Review of ‘Choices Made With the Ceiling’ by Rose Island Republic

Choices Made With The Ceiling

Leicester five-piece Rose Island Republic first appeared in The Ripple back in December 2011 as one of the most exciting bands our university had to offer.  A year-and-a-half on, debut EP Choices Made With the Ceiling has arrived, available on Spotify as well as iTunes, and it’s safe to say our faith has been rewarded.

What’s especially pleasing about the EP is the breadth of the musical offering.  There’s nothing especially outré in the modern era about an indie band made up of four males being fronted by a female but plenty of indie bands are happy to act like it is – as if having a female, rather than a male singing average indie will somehow mark you out from the crowd.  Rose Island Republic, rather, work for your affection and the EP is all the more endearing as a result.

So where lead-singer Leigh Hayward’s vocals on opening track ‘Twittering Machines’ are most reminiscent of the Yeah Yeah Yeahs’ Karen O, for example, ‘My Stolen Crown’ strikes a different note entirely.  The jangly guitars and lively percussion of the former are replaced by a lone acoustic guitar and Hayward’s husky solemnity.  The result is a Laura Marling/Joni Mitchell-esque tale of depression and heartbreak, complete with the terrifically bleak line, “Make the bed, make the bed/And take a pillow and cover my head”. 
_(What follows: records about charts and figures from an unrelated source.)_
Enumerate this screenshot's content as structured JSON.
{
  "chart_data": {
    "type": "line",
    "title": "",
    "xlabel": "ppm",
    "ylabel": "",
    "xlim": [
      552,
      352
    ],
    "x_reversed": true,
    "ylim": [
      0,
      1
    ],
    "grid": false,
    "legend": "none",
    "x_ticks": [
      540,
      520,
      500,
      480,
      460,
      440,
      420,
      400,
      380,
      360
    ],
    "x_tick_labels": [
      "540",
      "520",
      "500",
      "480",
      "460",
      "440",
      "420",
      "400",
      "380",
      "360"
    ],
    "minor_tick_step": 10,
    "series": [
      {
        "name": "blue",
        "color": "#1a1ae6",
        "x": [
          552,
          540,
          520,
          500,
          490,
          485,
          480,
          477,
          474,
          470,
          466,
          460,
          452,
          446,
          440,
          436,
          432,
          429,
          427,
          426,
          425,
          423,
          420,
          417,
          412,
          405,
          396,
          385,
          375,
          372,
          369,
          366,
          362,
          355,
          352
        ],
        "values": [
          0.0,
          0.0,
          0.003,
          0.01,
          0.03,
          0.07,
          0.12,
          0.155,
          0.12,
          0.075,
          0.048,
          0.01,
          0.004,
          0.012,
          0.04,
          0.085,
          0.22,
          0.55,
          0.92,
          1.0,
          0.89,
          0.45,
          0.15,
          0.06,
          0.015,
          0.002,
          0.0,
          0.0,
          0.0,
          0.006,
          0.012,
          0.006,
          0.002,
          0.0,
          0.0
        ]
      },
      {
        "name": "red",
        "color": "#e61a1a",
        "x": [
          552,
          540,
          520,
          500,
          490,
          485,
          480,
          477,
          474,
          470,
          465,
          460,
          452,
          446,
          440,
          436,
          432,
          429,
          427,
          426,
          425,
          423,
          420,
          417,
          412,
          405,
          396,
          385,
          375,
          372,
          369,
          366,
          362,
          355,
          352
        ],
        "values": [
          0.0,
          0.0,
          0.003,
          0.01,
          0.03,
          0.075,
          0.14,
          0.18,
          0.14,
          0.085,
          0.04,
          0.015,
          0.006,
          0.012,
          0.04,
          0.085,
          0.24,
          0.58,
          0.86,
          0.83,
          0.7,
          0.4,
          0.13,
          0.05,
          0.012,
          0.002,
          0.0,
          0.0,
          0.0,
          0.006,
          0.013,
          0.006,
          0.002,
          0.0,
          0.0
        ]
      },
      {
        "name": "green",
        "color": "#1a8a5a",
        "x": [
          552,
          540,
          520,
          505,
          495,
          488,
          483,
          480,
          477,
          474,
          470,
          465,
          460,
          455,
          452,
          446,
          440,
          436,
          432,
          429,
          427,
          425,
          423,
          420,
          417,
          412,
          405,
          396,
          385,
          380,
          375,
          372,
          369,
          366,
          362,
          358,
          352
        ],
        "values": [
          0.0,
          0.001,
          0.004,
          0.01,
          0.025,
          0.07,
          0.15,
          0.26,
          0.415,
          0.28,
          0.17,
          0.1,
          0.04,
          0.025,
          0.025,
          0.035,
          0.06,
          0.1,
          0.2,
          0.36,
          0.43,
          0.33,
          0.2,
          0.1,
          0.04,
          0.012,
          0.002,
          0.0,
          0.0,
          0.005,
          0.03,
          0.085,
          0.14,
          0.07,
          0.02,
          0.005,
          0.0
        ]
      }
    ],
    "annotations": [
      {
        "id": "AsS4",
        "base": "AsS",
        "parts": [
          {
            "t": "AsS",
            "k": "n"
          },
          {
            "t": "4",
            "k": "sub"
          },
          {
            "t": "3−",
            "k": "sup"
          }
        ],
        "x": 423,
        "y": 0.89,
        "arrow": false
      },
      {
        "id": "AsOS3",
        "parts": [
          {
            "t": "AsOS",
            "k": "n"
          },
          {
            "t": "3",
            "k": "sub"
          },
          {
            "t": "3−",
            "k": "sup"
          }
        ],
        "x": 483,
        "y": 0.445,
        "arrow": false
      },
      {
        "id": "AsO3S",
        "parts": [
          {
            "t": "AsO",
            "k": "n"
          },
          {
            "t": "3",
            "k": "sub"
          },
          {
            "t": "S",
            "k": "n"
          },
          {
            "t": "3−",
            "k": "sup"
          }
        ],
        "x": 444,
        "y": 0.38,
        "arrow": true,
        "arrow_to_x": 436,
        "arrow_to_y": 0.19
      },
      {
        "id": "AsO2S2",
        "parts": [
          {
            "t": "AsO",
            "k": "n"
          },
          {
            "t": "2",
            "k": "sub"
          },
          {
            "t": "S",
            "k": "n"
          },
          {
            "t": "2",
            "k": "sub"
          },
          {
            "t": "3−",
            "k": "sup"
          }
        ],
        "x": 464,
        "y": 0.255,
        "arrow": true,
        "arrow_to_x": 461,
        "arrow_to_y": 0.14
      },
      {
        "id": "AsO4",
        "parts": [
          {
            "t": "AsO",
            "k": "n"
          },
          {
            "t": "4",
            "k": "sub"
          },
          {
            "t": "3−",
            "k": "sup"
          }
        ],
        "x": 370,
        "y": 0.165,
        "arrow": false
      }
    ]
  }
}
Elsewhere, the lively ‘Casual Nicotine’, led by driving guitar, ups the tempo, and the splendid ‘Elements’ uses the titular weather conditions as a metaphor for female emancipation – hey, it worked for Florence & The Machine.  Hayward is a true talent but the rest of the band are no coasters – the instrumentation is sufficiently multifaceted throughout to impress beyond her vocal talents.  One can only hope that this EP is not the last we’ll hear from this lot.